I am a guitarist, and Yes are my favourite band. I was therefore very pleased to receive “All My Yesterdays” as a birthday present - I was keen to read the life story of one of my guitar heroes.


The book is chronological, and the first section, covering Howe's life from schooldays through his first forays into music and bands including The Syndicats, Bodast and Tomorrow is interesting, as I knew little about these bands. Surprisingly to me (as I have always thought of Howe as a vegetarian, clean living kind of guy) he recalls some heavy drinking and drug-fuelled incidents that fit with the stereotype of the late 1960s psychedelia age.
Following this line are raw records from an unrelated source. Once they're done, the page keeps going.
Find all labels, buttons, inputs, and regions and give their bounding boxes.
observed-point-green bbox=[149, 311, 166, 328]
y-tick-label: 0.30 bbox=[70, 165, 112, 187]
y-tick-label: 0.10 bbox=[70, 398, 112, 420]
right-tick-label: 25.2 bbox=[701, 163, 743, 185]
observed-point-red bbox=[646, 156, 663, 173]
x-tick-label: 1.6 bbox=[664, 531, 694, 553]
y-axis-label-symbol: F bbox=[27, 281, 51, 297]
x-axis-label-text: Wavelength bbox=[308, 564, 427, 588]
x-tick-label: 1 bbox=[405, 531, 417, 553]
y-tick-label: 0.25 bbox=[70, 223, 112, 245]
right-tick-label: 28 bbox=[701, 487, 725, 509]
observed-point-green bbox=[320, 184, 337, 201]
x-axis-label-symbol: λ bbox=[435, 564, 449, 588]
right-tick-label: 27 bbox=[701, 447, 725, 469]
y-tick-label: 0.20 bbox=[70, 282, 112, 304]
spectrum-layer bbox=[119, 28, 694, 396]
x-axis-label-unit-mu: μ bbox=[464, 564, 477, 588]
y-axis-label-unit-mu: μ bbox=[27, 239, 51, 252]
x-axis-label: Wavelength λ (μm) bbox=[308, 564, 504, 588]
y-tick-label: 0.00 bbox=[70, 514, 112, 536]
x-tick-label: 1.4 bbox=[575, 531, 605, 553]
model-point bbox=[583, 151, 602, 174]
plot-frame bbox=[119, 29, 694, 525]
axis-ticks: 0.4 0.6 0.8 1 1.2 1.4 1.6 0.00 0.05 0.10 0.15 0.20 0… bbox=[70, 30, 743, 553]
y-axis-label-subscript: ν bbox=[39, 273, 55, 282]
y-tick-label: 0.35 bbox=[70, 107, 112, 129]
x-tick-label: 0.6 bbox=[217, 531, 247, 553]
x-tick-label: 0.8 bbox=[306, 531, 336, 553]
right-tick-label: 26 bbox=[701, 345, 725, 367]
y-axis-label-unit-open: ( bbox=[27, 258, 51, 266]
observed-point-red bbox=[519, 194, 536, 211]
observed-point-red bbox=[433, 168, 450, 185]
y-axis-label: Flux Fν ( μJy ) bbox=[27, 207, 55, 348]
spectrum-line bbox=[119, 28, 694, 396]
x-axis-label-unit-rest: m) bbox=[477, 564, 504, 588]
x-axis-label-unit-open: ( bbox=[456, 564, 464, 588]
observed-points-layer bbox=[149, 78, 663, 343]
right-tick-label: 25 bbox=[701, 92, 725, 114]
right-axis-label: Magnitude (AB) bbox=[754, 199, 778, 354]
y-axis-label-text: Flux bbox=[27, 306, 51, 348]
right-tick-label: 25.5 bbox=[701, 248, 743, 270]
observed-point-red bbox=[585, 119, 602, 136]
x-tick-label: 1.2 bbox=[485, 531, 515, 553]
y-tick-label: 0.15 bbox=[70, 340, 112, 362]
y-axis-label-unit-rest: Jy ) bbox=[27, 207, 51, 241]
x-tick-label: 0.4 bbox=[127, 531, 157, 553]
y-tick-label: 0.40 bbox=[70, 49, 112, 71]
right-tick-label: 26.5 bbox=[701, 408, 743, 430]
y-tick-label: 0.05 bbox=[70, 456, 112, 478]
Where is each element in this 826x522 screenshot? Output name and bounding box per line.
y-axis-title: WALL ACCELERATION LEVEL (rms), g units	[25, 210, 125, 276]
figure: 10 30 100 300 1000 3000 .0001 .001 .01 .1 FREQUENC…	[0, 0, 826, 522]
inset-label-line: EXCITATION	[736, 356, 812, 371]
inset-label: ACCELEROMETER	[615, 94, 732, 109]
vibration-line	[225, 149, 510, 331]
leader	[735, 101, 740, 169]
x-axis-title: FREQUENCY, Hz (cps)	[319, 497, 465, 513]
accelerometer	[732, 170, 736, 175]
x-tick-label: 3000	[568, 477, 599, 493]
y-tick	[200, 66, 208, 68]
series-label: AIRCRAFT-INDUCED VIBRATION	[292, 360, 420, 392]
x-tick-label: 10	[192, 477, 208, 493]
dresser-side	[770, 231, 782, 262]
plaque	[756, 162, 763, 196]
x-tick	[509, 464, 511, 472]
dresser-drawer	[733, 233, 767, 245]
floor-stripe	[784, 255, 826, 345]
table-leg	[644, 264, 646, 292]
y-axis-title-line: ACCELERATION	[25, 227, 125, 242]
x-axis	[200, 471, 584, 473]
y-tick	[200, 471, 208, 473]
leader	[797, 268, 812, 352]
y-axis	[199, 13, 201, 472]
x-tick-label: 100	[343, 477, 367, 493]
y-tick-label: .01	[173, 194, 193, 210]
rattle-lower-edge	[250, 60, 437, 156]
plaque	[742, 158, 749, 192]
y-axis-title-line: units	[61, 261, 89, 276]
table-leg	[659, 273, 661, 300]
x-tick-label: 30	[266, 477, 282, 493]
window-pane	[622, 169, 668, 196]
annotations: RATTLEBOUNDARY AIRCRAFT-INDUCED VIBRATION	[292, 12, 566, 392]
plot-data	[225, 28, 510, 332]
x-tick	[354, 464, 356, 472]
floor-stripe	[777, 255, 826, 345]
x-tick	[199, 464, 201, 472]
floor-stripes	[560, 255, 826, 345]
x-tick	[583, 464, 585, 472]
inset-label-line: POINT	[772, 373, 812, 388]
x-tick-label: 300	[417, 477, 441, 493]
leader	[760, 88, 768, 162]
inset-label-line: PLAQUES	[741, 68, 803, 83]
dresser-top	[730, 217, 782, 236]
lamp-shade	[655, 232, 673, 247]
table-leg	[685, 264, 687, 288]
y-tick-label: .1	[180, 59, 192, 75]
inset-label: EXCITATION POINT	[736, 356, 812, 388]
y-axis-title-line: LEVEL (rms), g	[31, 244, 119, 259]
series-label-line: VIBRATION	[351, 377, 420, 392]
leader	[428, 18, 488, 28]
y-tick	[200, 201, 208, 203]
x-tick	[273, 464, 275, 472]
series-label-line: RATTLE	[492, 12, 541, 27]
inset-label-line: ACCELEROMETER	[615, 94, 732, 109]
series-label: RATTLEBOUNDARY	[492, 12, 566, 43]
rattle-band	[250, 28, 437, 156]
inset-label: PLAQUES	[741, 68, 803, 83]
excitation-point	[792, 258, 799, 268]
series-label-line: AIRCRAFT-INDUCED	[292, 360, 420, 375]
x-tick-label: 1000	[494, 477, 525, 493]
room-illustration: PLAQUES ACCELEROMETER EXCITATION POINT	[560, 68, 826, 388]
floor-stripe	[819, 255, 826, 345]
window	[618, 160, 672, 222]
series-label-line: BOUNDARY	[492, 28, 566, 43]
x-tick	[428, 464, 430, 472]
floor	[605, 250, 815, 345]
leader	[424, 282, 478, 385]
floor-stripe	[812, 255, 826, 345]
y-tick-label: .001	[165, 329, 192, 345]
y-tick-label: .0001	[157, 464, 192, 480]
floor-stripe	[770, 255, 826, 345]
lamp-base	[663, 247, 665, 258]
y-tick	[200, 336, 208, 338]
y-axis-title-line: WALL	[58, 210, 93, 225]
While Howe does write about the records he listened to as a child and the guitarists who influenced him (Chet Atkins notably), it is frustrating in this part of the book, and throughout, that there is little about the development of his own music and his writing style. When the book moves on to his early years in Yes, I was expecting to read in detail about how classics of the Yes repertoire were fashioned and brought together, where the ideas came from and how they were realised in the studio. Instead the book reads more like a regurgitation of dates and events from Howe's diary, especially US tours, but there is little insight into the man and his music. I have read before that much of “Tales from Topographic Oceans” was written by Howe and Jon Anderson in hotel rooms while on tour, but how this process worked and the music was brought together is not covered. As a musician myself, this is what I came to the book wanting and expecting.


There is also little detail provided behind the various musical characters in Howe's life, other than he seems to constantly complain about Chris Squire's drinking problems and lateness. How did he work with the other members of the band? What was behind Bill Bruford leaving the band, and how did that affect the music? How did Patrick Moraz change the feel of the band, and why did he leave? When Asia started, how did he get on with John Wetton and what happened with Wetton leaving and Greg Lake replacing him? These are some of the questions I was hoping to have answered by the book, but Howe chooses instead to skate over these matters briefly and move on. Possibly he does not want to offend other musicians and their families, but it would have created a more lively and engaging book.


The book ends with a bizarre chapter covering Howe's other interests – art, books, cars, yoga, homeopathy, etc. This feels like it has been tagged on at the end to fill out what is already a fairly substantial 300 page tome, and would have worked better woven into the timeline of the other events in his life.

So overall, though I read the book in a couple of sittings, ultimately I found it disappointing. As a chronology of his musical life it is thorough, but for the Yes fan who wants to get under the skin of a great musician, there is little here to satisfy.